Video Cameras all have a “Field of View” (FoV), which is the area they can “see”. Most surveillance cameras have a fixed FoV, but some have movable lenses and are called Pan Tilt Zoom (PTZ) cameras. ELERTS is able to define the Field of View for each camera in a network as a polygon on a map. Even for PTZ cameras, ELERTS Attention Engine system allows the camera’s viewing area to be stored. These FoV polygons are stored in ELERTS cloud, for future reference. The FoV polygons allow ELERTS system to know, geographically, where each camera can ‘see.’
Right Here, Right Now
When a report is sent from an ELERTS app, the LAT/LON GPS information is sent with the report to ELERTS cloud. Knowing the location where the report is coming from allows ELERTS to correlate that location with the stored FoV polygons for each camera in the network. In moments, ELERTS can identify nearby Surveillance cameras and send that information to the VMS system. The VMS system can then pop a live view onto a big screen monitor to show the security dispatcher a live view of a crime or security concern. Stopping crime is better than recording it.

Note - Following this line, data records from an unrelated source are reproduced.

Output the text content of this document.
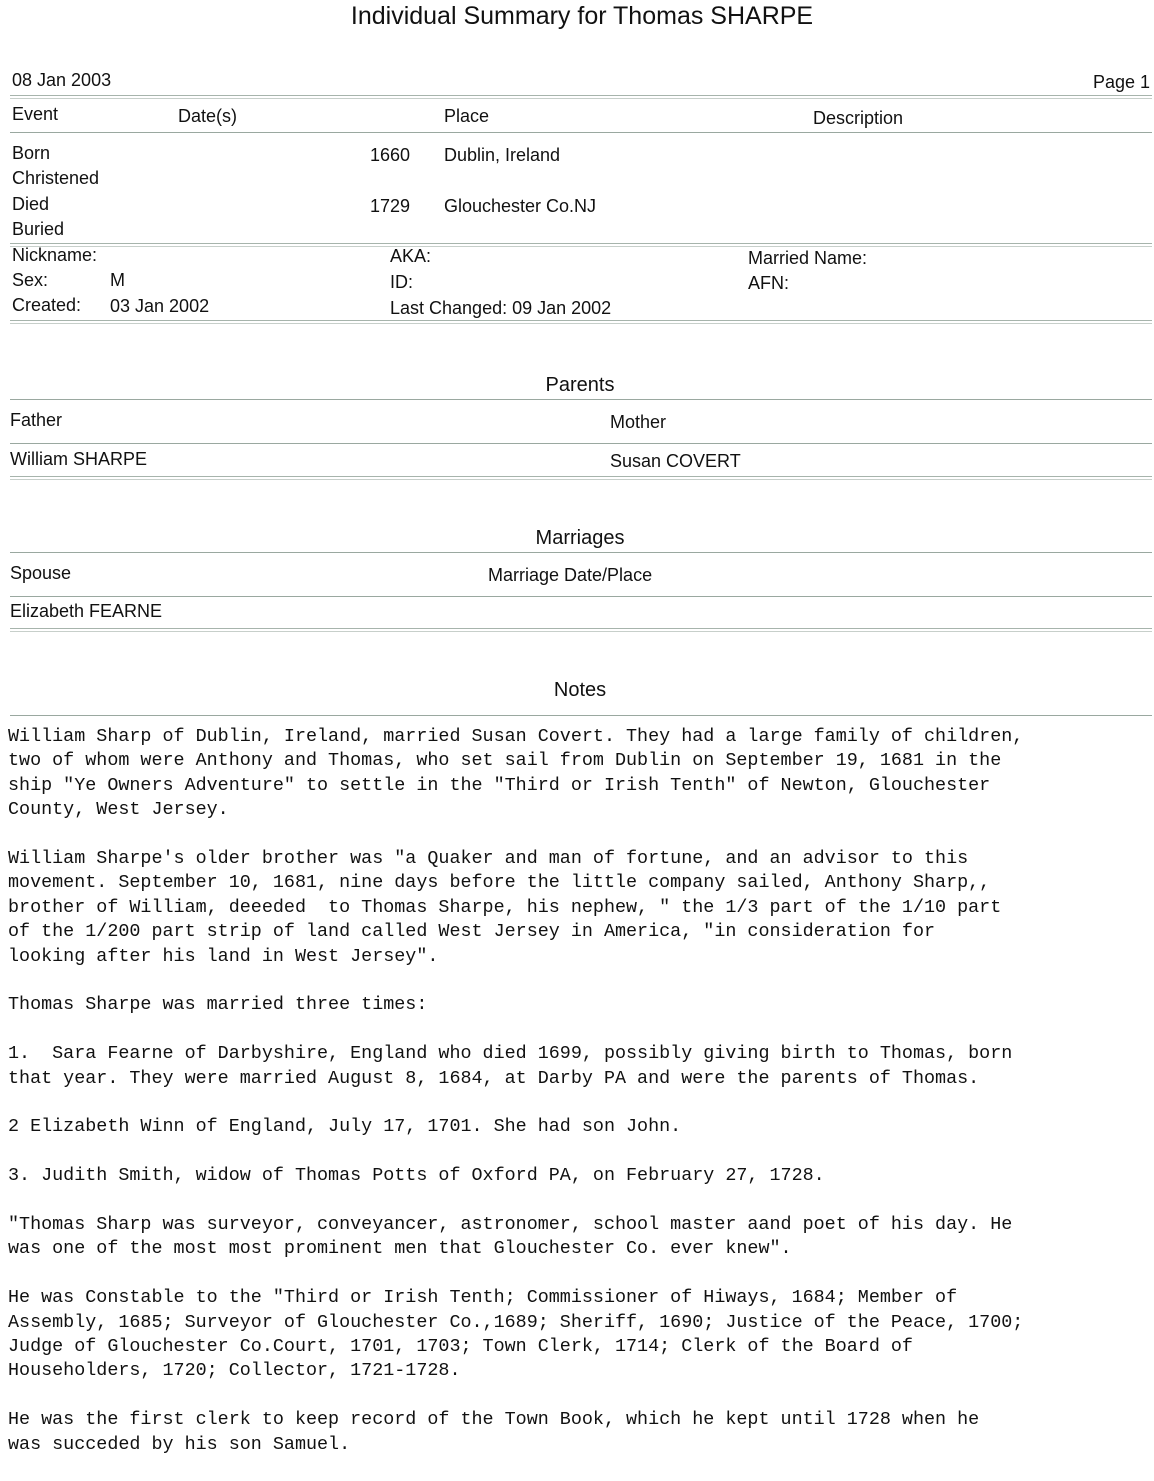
Individual Summary for Thomas SHARPE
08 Jan 2003	Page 1
Event	Date(s)	Place	Description
Born	1660 Dublin, Ireland
Christened
Died	1729 Glouchester Co.NJ
Buried
Nickname:	AKA:	Married Name:
Sex:	M	ID:	AFN:
Created: 03 Jan 2002	Last Changed: 09 Jan 2002
Parents
Father	Mother
William SHARPE	Susan COVERT
Marriages
Spouse	Marriage Date/Place
Elizabeth FEARNE
Notes

William Sharp of Dublin, Ireland, married Susan Covert. They had a large family of children,
two of whom were Anthony and Thomas, who set sail from Dublin on September 19, 1681 in the
ship "Ye Owners Adventure" to settle in the "Third or Irish Tenth" of Newton, Glouchester
County, West Jersey.

William Sharpe's older brother was "a Quaker and man of fortune, and an advisor to this
movement. September 10, 1681, nine days before the little company sailed, Anthony Sharp,,
brother of William, deeeded  to Thomas Sharpe, his nephew, " the 1/3 part of the 1/10 part
of the 1/200 part strip of land called West Jersey in America, "in consideration for
looking after his land in West Jersey".

Thomas Sharpe was married three times:

1.  Sara Fearne of Darbyshire, England who died 1699, possibly giving birth to Thomas, born
that year. They were married August 8, 1684, at Darby PA and were the parents of Thomas.

2 Elizabeth Winn of England, July 17, 1701. She had son John.

3. Judith Smith, widow of Thomas Potts of Oxford PA, on February 27, 1728.

"Thomas Sharp was surveyor, conveyancer, astronomer, school master aand poet of his day. He
was one of the most most prominent men that Glouchester Co. ever knew".

He was Constable to the "Third or Irish Tenth; Commissioner of Hiways, 1684; Member of
Assembly, 1685; Surveyor of Glouchester Co.,1689; Sheriff, 1690; Justice of the Peace, 1700;
Judge of Glouchester Co.Court, 1701, 1703; Town Clerk, 1714; Clerk of the Board of
Householders, 1720; Collector, 1721-1728.

He was the first clerk to keep record of the Town Book, which he kept until 1728 when he
was succeded by his son Samuel.
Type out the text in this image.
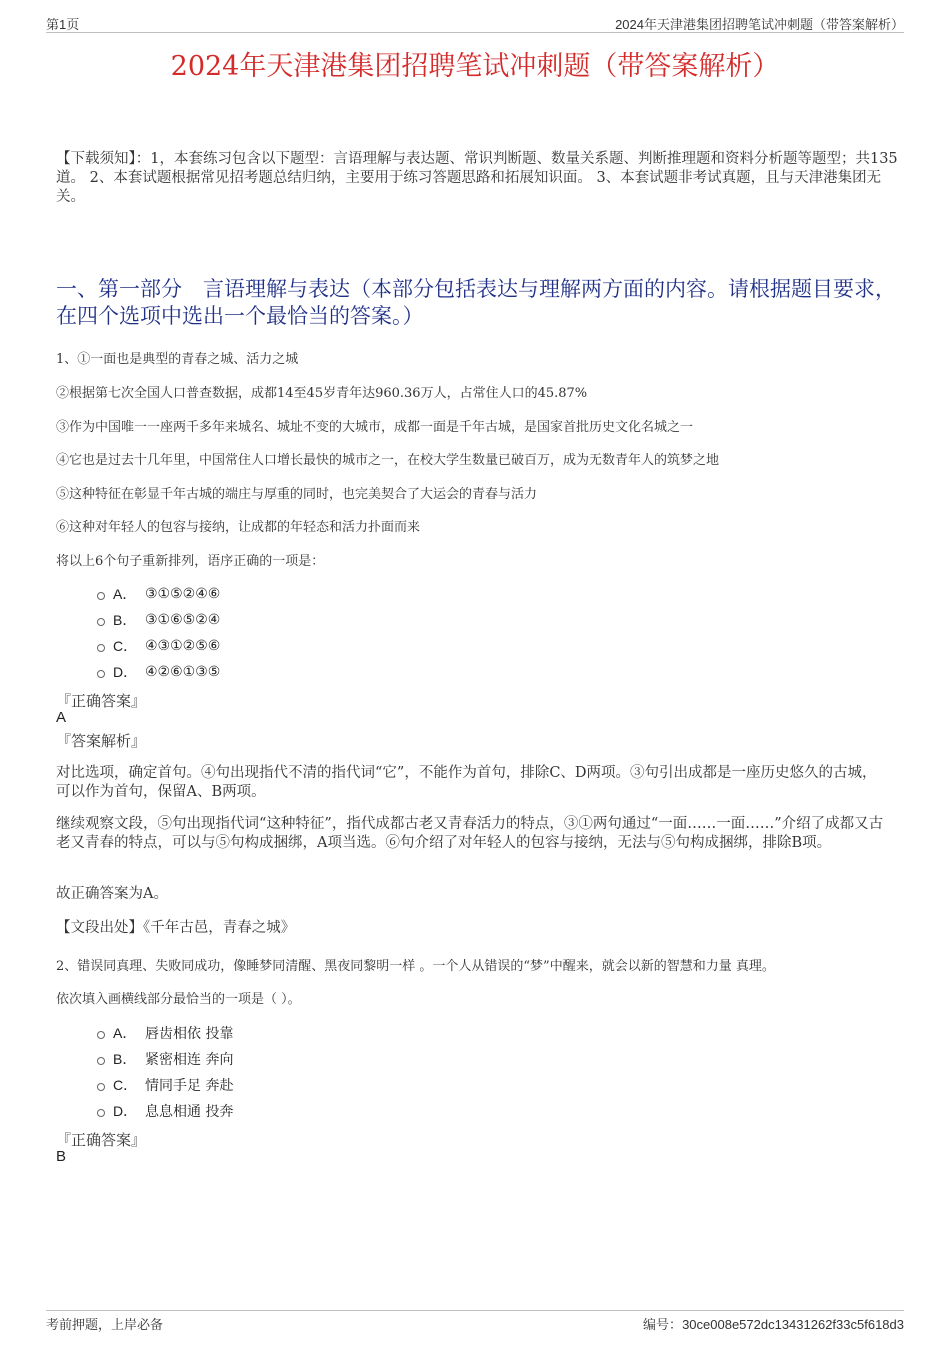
第1页	2024年天津港集团招聘笔试冲刺题（带答案解析）
2024年天津港集团招聘笔试冲刺题（带答案解析）
【下载须知】：1，本套练习包含以下题型：言语理解与表达题、常识判断题、数量关系题、判断推理题和资料分析题等题型；共135道。 2、本套试题根据常见招考题总结归纳，主要用于练习答题思路和拓展知识面。 3、本套试题非考试真题，且与天津港集团无关。
一、第一部分　言语理解与表达（本部分包括表达与理解两方面的内容。请根据题目要求，在四个选项中选出一个最恰当的答案。）
1、①一面也是典型的青春之城、活力之城
②根据第七次全国人口普查数据，成都14至45岁青年达960.36万人，占常住人口的45.87%
③作为中国唯一一座两千多年来城名、城址不变的大城市，成都一面是千年古城，是国家首批历史文化名城之一
④它也是过去十几年里，中国常住人口增长最快的城市之一，在校大学生数量已破百万，成为无数青年人的筑梦之地
⑤这种特征在彰显千年古城的端庄与厚重的同时，也完美契合了大运会的青春与活力
⑥这种对年轻人的包容与接纳，让成都的年轻态和活力扑面而来
将以上6个句子重新排列，语序正确的一项是：
A． ③①⑤②④⑥
B． ③①⑥⑤②④
C． ④③①②⑤⑥
D． ④②⑥①③⑤
『正确答案』
A
『答案解析』
对比选项，确定首句。④句出现指代不清的指代词“它”，不能作为首句，排除C、D两项。③句引出成都是一座历史悠久的古城，可以作为首句，保留A、B两项。
继续观察文段，⑤句出现指代词“这种特征”，指代成都古老又青春活力的特点，③①两句通过“一面……一面……”介绍了成都又古老又青春的特点，可以与⑤句构成捆绑，A项当选。⑥句介绍了对年轻人的包容与接纳，无法与⑤句构成捆绑，排除B项。
故正确答案为A。
【文段出处】《千年古邑，青春之城》
2、错误同真理、失败同成功，像睡梦同清醒、黑夜同黎明一样 。一个人从错误的“梦”中醒来，就会以新的智慧和力量 真理。
依次填入画横线部分最恰当的一项是（ ）。
A． 唇齿相依 投靠
B． 紧密相连 奔向
C． 情同手足 奔赴
D． 息息相通 投奔
『正确答案』
B
考前押题，上岸必备	编号：30ce008e572dc13431262f33c5f618d3
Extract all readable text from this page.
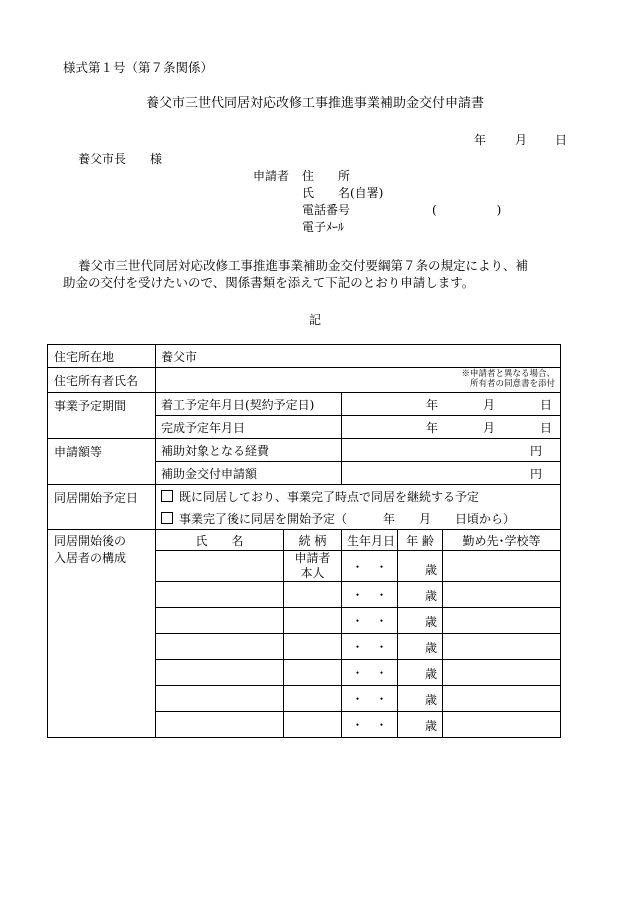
様式第１号（第７条関係）
養父市三世代同居対応改修工事推進事業補助金交付申請書
年 月 日
養父市長　　様
申請者 住　　所
氏　　名(自署)
電話番号	(　　　　　)
電子ﾒｰﾙ
養父市三世代同居対応改修工事推進事業補助金交付要綱第７条の規定により、補
助金の交付を受けたいので、関係書類を添えて下記のとおり申請します。
記
住宅所在地	養父市				
住宅所有者氏名	※申請者と異なる場合、
所有者の同意書を添付				

事業予定期間	着工予定年月日(契約予定日)		年 月 日		

	完成予定年月日		年 月 日		

申請額等	補助対象となる経費		円		
	補助金交付申請額		円		
同居開始予定日	既に同居しており、事業完了時点で同居を継続する予定				
	事業完了後に同居を開始予定（　　　年　　月　　日頃から）				

同居開始後の
入居者の構成	氏　　名	続 柄	生年月日	年 齢	勤め先･学校等

		申請者
本人	・　・	歳	
			・　・	歳	
			・　・	歳	
			・　・	歳	
			・　・	歳	
			・　・	歳	
			・　・	歳	
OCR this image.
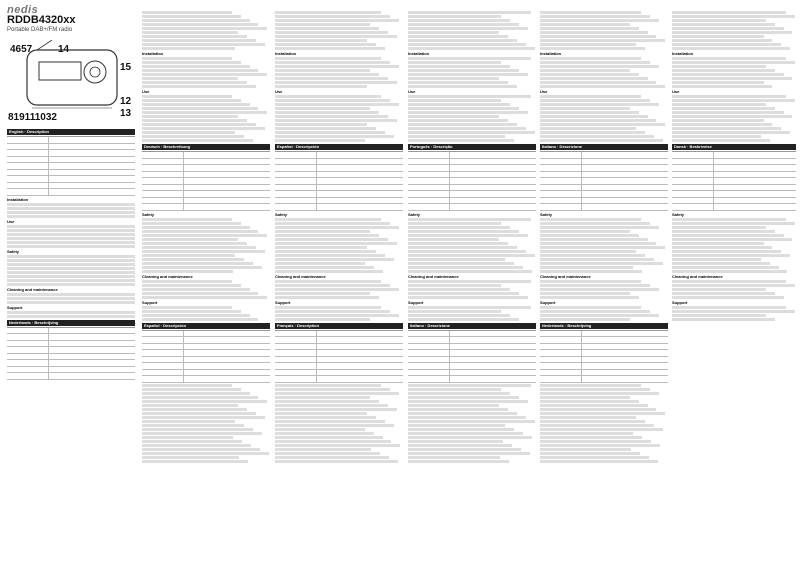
nedis
RDDB4320xx
Portable DAB+/FM radio
4657	14
15
12
13
819111032
English · Description
Installation
Use
Safety
Cleaning and maintenance
Support
Nederlands · Beschrijving
Installation
Use
Deutsch · Beschreibung
Safety
Cleaning and maintenance
Support
Español · Descripción
Installation
Use
Español · Descripción
Safety
Cleaning and maintenance
Support
Français · Description
Installation
Use
Português · Descrição
Safety
Cleaning and maintenance
Support
Italiano · Descrizione
Installation
Use
Italiano · Descrizione
Safety
Cleaning and maintenance
Support
Nederlands · Beschrijving
Installation
Use
Dansk · Beskrivelse
Safety
Cleaning and maintenance
Support
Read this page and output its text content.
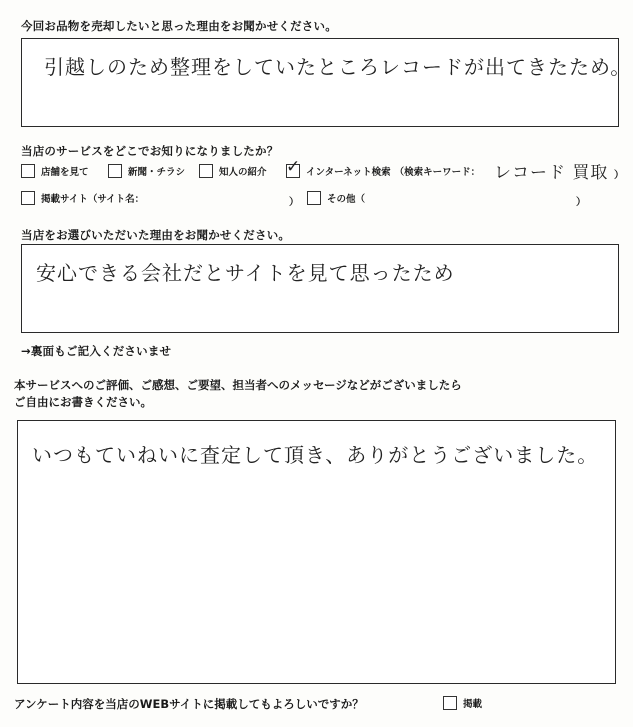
今回お品物を売却したいと思った理由をお聞かせください。
引越しのため整理をしていたところレコードが出てきたため。
当店のサービスをどこでお知りになりましたか？
店舗を見て	新聞・チラシ	知人の紹介 ✓ インターネット検索 （検索キーワード： レコード 買取 ）
掲載サイト（サイト名：	）	その他（	）
当店をお選びいただいた理由をお聞かせください。
安心できる会社だとサイトを見て思ったため
→裏面もご記入くださいませ
本サービスへのご評価、ご感想、ご要望、担当者へのメッセージなどがございましたら
ご自由にお書きください。
いつもていねいに査定して頂き、ありがとうございました。
アンケート内容を当店のWEBサイトに掲載してもよろしいですか？	掲載
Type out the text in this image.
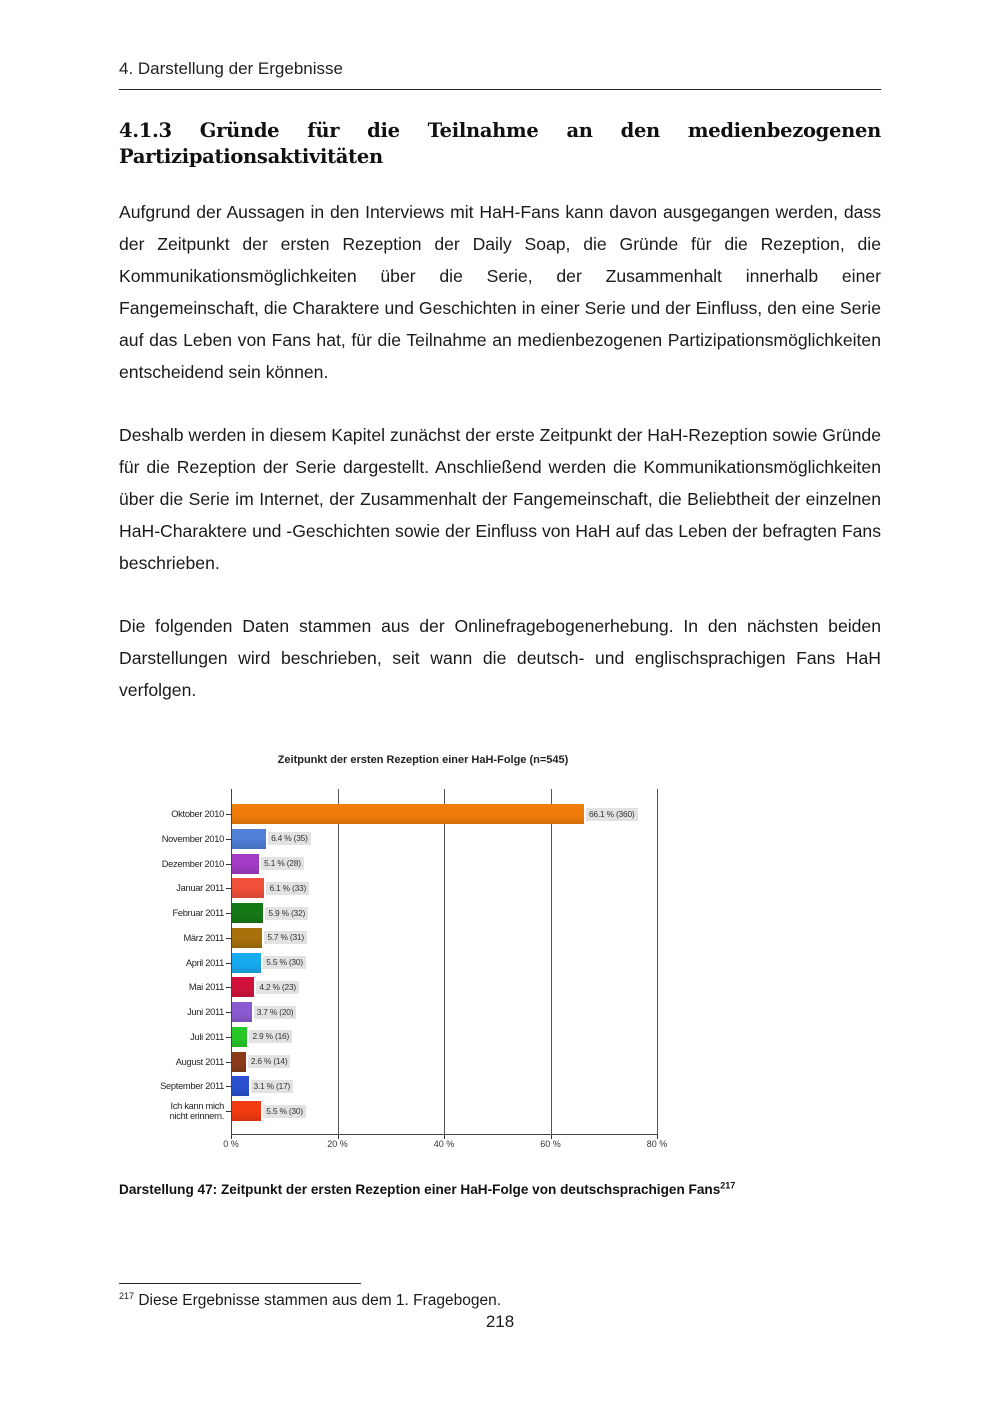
4. Darstellung der Ergebnisse
4.1.3 Gründe für die Teilnahme an den medienbezogenen
Partizipationsaktivitäten

Aufgrund der Aussagen in den Interviews mit HaH-Fans kann davon ausgegangen werden, dass der Zeitpunkt der ersten Rezeption der Daily Soap, die Gründe für die Rezeption, die Kommunikationsmöglichkeiten über die Serie, der Zusammenhalt innerhalb einer Fangemeinschaft, die Charaktere und Geschichten in einer Serie und der Einfluss, den eine Serie auf das Leben von Fans hat, für die Teilnahme an medienbezogenen Partizipationsmöglichkeiten entscheidend sein können.

Deshalb werden in diesem Kapitel zunächst der erste Zeitpunkt der HaH-Rezeption sowie Gründe für die Rezeption der Serie dargestellt. Anschließend werden die Kommunikationsmöglichkeiten über die Serie im Internet, der Zusammenhalt der Fangemeinschaft, die Beliebtheit der einzelnen HaH-Charaktere und -Geschichten sowie der Einfluss von HaH auf das Leben der befragten Fans beschrieben.

Die folgenden Daten stammen aus der Onlinefragebogenerhebung. In den nächsten beiden Darstellungen wird beschrieben, seit wann die deutsch- und englischsprachigen Fans HaH verfolgen.

Zeitpunkt der ersten Rezeption einer HaH-Folge (n=545)
0 %	20 %	40 %	60 %	80 %
Oktober 2010	66.1 % (360)
November 2010	6.4 % (35)
Dezember 2010	5.1 % (28)
Januar 2011	6.1 % (33)
Februar 2011	5.9 % (32)
März 2011	5.7 % (31)
April 2011	5.5 % (30)
Mai 2011	4.2 % (23)
Juni 2011	3.7 % (20)
Juli 2011	2.9 % (16)
August 2011	2.6 % (14)
September 2011	3.1 % (17)
Ich kann mich
nicht erinnern.
5.5 % (30)
Darstellung 47: Zeitpunkt der ersten Rezeption einer HaH-Folge von deutschsprachigen Fans$^{217}$
$^{217}$ Diese Ergebnisse stammen aus dem 1. Fragebogen.
218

At the end of the day, this is what a VA system is trying to do also, determine which is the camera of interest and bring it to the attention of a security operator, immediately. First Responders cannot respond until they know where a problem exists.
As discussed, VA systems are very good at monitoring simple scenarios like noticing when people are walking in a parking lot, 24/7. VA systems may be good at spotting when a car is driving the wrong way down a road. But human intuition is vastly superior as a sensor for trouble involving other humans.
Security is always best served as a layered system. Different layers provide different tools and strengths. The best Surveillance Video networks will incorporate both VA and Human Analytics into their security system.